Tutorial Condescending

The alien tripods are decimating the city with ion cannons. Wild one-eyed dog-pigs with irritatingly high voices are roaming the streets, mutilating the populace with their fire breath, doing their best to keep their pet radioactive zombies in check.
Meanwhile, you – the only one who can do anything to stop this genocide – are stuck in a medical pod, being instructed by some asshole lab assistant on how to move your head up and down.
“Look up at the blue dot for me,” the assistant continues while poking at a button on his console. “Just go ahead and look up at the blue dot. The sooner you look at that blue dot, the sooner we can move on to the movement portion.”
You look at the blue dot. It blips and disappears.
“Great job!” the lab assistant says, checking off some boxes on his clipboard. “Now let’s get you out of that pod!”
The pod pops open. Your spacesuit’s metal boots clack against the training unit’s linoleum floor. You search your inventory for your trusty weapon, ready to run out the door and kick some alien ass right this instant, but there’s nothing there. Your inventory is as empty as this fucking lab assistant’s bald head.
You turn to confront the guy for teaching you how to use your neck while people are dying on the surface below, but he’s already standing on the other side of the room, waving at you. “Over here!” he yells “I’ve got something for you!”
Is he teaching me how to walk? you ask yourself. Flying slugs are decimating the human race and he’s teaching me how to walk?!
You stride over to him with the intention of strangling him to death, but when you reach the lab assistant he hands you a blue keycard. What’s this? He points to a door not six feet away and says, “Walk towards that door with the keycard. It’ll open automatically, because you have the keycard in your inventory.”
Finally, I can get out of here, you think, and take the card. In the next room, three targets are set up on a firing range. Before you realize that this isn’t the way out, the door behind you slides shut.
“These are ammo boxes. You can pick them up to refill your ammunition,” the lab assistant says over the intercom. “You know you’ve run out of ammunition when your gun stops firing. The icon on your overhead display will also show a big zero.”
You curse the Gods and grab the beginner’s pistol placed on the table in front of you. Three big red arrows that read “PICK THIS UP” disappear. It takes all the willpower you have to not turn around and fire into the glass booth the lab assistant is watching from. Instead, you fire three clean shots into each target.
“Shoot the head for an instant kill,” he says, like he’s ever killed anyone in his life.
In the next room, the lab assistant teaches you how to recharge your suit, cycle through special items, and use numerical keypads while millions of people are collected into giant metal cages and dipped in acid on the planet’s surface.
“You’re almost ready to join the battle, but first we need to talk about jumping. In the next room you’ll find two platf—“
The ship rumbles. The captain comes over the intercom and announces that the aliens have boarded, before he and the rest of the crew are incinerated by a band of dog-pigs.
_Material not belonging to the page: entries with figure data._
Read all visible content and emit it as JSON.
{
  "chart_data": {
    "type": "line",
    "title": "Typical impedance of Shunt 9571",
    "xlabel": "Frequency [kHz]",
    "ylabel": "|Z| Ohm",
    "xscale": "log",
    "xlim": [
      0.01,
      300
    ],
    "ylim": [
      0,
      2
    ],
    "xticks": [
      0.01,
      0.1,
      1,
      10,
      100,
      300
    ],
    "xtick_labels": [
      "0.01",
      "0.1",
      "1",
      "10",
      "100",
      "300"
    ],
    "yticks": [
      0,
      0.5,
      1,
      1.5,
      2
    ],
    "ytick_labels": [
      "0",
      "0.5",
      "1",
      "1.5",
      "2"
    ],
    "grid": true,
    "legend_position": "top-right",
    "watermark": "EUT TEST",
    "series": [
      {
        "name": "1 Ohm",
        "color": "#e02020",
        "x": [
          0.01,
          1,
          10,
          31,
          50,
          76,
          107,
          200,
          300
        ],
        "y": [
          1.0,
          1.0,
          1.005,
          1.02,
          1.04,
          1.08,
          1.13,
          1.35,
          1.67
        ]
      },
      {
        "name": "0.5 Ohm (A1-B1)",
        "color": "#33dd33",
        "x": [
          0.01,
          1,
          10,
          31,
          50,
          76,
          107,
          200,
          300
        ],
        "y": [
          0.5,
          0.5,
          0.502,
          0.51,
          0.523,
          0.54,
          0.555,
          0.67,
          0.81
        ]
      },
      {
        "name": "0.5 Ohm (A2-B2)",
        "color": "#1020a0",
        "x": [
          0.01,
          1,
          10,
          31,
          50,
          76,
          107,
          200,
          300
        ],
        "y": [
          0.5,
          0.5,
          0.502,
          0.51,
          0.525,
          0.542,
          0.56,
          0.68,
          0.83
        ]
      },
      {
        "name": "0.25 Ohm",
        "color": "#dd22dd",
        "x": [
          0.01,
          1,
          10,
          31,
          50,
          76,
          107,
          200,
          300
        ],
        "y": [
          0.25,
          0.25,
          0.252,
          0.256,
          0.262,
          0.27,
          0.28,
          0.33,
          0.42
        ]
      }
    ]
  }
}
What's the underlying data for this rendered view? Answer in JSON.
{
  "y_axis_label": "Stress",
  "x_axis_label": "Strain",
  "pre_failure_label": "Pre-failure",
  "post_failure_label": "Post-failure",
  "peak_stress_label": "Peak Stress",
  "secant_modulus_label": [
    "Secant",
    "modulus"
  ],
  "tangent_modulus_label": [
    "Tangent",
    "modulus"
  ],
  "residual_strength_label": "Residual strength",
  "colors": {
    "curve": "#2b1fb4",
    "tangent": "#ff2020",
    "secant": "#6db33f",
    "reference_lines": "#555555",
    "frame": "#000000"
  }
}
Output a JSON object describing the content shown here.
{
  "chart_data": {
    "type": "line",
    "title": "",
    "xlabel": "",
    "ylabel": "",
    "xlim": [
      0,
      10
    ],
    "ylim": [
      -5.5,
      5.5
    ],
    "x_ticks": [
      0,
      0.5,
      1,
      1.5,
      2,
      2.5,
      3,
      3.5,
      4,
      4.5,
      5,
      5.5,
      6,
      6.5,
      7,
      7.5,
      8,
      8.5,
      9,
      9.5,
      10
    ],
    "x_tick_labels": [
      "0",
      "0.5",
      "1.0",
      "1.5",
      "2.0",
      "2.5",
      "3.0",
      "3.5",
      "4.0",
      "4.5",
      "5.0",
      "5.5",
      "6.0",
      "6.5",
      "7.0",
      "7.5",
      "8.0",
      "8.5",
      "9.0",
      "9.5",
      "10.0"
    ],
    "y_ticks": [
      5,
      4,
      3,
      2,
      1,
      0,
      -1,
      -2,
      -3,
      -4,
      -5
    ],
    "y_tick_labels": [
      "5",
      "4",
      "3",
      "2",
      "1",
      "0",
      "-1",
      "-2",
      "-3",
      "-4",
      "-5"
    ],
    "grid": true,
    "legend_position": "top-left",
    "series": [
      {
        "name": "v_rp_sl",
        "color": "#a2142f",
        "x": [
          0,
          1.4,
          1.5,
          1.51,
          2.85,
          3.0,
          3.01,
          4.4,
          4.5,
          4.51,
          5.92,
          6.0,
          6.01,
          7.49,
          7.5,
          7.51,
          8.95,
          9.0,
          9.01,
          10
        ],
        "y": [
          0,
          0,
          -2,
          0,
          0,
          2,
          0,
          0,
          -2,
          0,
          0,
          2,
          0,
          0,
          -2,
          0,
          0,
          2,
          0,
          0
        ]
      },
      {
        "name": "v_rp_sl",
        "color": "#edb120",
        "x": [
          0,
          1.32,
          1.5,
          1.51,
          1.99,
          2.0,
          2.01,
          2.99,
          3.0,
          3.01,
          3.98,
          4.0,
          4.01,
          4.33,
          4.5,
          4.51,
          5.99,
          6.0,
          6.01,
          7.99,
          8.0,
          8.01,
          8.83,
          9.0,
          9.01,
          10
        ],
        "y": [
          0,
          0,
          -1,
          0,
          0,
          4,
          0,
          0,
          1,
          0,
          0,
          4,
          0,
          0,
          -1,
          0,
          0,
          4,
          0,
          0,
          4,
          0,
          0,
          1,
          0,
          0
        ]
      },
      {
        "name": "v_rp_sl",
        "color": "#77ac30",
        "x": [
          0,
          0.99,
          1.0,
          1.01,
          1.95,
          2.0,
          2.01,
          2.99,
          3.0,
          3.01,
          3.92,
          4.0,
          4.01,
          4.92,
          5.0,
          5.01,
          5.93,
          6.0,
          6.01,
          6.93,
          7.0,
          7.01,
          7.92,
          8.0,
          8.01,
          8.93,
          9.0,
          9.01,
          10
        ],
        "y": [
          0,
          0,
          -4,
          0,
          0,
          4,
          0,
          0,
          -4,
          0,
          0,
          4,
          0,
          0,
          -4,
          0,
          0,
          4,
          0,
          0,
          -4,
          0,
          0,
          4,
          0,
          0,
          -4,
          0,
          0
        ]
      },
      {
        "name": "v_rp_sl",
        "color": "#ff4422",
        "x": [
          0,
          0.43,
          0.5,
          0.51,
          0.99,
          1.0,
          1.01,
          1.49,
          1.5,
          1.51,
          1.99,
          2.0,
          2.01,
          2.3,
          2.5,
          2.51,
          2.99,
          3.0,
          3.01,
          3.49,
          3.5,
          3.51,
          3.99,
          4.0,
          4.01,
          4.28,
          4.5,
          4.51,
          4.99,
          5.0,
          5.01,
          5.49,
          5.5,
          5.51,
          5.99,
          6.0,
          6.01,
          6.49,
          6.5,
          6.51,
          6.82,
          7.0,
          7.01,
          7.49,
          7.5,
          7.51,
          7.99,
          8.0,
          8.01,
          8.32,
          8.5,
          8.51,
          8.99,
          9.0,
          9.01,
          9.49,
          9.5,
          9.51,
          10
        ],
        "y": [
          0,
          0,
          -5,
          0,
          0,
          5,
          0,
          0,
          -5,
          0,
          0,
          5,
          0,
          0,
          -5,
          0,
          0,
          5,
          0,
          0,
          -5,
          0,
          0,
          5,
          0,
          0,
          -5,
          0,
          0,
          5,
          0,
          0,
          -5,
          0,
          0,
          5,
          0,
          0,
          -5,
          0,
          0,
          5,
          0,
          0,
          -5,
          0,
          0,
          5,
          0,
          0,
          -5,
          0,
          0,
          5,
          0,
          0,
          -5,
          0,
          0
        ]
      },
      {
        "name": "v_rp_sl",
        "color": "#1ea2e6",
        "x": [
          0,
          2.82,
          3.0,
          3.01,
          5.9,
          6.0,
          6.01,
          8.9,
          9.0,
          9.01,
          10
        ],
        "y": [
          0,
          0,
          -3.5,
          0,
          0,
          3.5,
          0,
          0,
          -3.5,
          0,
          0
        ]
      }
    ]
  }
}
The lab assistant turns pale. “Oh no.”
You give him a sly smile and tell him that you’ll take it from here. You run through the sliding doors and into a blood-strewn corridor. A pack of radioactive zombies amble in. You take aim…
“Take cover when enemies fire on you!” says a voice in your ear. The lab assistant’s face shows up on your overhead display. “Oh, I forgot to tell you. I installed a one-way transmitter in your suit. This way I can give you helpful tips and advice on your journey!”
You fire on the zombies, pretending that each of them is that condescending son of a bitch in white who de-thawed you.